Von Cathren Landsgesell

Politik

Der Jurist Wolfgang Mazal über die Chancen eines einheitlichen Arbeits- und Sozialrechts in Europa.


"Wiener Zeitung":Was ist für Sie das stärkste Argument, warum man zur EU-Wahl gehen sollte?

Wolfgang Mazal: Es ist wichtig, von demokratischen Partizipationsmöglichkeiten Gebrauch zu machen, wenn man ein Interesse an den politischen Institutionen, wie etwa dem Europäischen Parlament, hat. Im Wahlakt zeigt sich, dass Politik kein Thema der "Großkopferten" ist, sondern aller Beteiligten in einem Gemeinwesen.

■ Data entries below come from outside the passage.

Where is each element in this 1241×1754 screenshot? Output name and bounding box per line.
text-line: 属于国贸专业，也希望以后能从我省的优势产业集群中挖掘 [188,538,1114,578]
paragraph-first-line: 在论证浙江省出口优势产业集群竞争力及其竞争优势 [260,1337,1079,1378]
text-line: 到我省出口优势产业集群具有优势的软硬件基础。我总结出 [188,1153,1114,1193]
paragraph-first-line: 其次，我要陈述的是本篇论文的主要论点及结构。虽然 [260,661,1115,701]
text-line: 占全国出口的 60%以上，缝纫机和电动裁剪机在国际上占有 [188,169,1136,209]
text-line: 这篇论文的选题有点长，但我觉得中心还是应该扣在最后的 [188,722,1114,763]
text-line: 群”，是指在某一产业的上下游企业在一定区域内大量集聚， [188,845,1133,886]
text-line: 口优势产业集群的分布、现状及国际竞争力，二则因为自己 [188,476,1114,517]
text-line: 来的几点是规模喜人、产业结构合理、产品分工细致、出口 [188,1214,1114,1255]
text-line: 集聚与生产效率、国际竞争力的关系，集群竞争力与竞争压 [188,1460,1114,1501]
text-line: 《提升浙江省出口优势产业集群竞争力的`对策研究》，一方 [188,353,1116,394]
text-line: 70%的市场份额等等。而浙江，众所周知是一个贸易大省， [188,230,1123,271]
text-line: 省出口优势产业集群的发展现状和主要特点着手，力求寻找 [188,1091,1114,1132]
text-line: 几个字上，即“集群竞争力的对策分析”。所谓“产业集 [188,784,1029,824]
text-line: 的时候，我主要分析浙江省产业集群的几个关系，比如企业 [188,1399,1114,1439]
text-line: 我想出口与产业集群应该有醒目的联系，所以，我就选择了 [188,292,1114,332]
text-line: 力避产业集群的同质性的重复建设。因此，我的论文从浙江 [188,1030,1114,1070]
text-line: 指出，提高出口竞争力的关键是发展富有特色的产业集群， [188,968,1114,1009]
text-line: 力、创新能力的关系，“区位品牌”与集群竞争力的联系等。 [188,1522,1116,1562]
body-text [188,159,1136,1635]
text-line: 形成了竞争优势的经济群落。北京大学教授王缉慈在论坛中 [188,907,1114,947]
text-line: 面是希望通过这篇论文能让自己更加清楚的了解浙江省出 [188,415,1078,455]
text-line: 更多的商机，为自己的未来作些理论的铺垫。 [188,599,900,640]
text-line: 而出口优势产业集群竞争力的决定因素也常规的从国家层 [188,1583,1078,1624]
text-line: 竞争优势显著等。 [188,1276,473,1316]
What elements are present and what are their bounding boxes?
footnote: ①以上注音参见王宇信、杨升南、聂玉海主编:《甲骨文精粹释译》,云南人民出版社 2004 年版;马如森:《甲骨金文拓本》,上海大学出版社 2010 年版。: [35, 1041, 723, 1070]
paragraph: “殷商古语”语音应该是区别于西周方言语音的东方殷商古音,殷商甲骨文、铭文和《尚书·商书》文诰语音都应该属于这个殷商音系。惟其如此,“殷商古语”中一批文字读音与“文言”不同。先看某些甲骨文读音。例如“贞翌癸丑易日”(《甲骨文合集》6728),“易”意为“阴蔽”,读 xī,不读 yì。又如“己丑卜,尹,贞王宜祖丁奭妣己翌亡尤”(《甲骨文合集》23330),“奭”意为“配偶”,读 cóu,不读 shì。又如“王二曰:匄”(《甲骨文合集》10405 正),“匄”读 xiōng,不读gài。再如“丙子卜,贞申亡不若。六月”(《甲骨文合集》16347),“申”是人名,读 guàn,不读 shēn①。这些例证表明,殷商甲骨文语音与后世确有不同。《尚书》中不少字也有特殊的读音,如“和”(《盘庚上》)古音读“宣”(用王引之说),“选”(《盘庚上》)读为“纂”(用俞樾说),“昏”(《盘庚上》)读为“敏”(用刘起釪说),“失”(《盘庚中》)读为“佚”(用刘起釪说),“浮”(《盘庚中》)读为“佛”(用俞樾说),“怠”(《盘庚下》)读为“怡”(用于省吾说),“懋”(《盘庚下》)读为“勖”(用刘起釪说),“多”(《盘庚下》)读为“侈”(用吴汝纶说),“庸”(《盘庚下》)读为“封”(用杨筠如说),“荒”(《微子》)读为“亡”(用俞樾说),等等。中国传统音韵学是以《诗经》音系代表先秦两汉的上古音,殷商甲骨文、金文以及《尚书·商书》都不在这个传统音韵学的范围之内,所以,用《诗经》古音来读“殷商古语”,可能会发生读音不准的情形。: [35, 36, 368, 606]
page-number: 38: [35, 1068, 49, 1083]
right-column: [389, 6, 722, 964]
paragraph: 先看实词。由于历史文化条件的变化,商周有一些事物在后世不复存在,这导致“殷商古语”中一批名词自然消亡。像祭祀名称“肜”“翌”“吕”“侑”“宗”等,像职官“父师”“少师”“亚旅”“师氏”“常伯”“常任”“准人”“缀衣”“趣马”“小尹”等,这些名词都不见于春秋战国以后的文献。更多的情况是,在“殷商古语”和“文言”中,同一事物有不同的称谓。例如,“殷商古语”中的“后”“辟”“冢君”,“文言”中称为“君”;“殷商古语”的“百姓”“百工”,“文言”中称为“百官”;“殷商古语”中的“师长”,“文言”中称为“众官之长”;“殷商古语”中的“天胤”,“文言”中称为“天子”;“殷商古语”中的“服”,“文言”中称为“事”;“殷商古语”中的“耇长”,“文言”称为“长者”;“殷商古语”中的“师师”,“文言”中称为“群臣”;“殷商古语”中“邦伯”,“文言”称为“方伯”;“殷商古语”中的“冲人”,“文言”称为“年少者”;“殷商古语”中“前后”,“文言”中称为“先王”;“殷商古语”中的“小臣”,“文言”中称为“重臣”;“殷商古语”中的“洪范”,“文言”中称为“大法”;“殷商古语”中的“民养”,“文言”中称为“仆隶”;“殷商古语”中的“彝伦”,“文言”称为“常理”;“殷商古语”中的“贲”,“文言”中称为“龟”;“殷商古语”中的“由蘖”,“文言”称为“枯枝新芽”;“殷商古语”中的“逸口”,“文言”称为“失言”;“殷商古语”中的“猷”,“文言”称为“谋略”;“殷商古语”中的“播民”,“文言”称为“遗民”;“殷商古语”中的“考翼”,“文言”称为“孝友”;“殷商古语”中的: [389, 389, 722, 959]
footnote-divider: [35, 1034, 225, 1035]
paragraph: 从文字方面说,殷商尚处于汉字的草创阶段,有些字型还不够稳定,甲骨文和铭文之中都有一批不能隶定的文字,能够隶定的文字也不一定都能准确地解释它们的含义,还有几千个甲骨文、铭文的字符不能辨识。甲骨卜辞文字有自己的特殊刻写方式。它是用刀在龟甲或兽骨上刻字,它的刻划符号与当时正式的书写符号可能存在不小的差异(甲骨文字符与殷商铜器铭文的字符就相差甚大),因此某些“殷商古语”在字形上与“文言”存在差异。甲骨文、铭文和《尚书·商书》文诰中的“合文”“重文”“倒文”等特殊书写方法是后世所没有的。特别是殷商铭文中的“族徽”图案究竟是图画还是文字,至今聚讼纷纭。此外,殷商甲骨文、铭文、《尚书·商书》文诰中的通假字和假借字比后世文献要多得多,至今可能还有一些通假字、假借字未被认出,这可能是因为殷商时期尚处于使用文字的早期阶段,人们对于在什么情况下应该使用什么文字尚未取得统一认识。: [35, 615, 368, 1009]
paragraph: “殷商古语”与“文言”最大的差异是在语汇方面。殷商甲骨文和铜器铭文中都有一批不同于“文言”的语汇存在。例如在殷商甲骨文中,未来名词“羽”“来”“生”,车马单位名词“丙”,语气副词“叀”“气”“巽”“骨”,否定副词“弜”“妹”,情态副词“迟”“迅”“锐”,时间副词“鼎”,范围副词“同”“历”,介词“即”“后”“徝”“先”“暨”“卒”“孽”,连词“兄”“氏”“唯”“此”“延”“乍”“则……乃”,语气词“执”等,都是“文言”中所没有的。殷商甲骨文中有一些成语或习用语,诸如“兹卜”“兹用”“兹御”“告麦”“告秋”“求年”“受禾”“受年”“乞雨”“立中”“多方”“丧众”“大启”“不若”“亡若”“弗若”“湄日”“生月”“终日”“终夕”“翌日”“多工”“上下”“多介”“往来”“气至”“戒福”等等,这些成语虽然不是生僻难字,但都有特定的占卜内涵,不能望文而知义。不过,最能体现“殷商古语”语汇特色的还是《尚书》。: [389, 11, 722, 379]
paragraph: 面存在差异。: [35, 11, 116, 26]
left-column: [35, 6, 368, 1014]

Ist Europa bzw. die EU denn ein Gemeinwesen? Viele der Jugendlichen, mit denen wir anlässlich der "Future Challenge" sprechen, sagen, dass Europa ihnen nicht sozial genug ist.

Europa ist kein Staat, und dies ganz bewusst nicht. Es geht darum, Gesellschaften mit völlig unterschiedlicher Geschichte zunächst in einen einheitlichen Wirtschaftsraum zu bringen und eine einheitliche Identität zu entwickeln. Auf absehbare Zeit wird es kein einheitliches europäisches Sozialsystem geben. Das Ziel ist es, dass die Mitgliedsstaaten ihre Sozialsysteme immer besser koordinieren, sodass im Laufe mehrerer Generationen ein insgesamt sozialeres Europa entsteht. Das bedeutet aber nicht, dass dann die sozialstaatlichen Regeln in ganz Europa gleich sind. Jede Gesellschaft kann ihre eigenen Regeln haben, denn jede Gesellschaft hat ihre eigenen Präferenzen aufgrund ihrer Geschichte.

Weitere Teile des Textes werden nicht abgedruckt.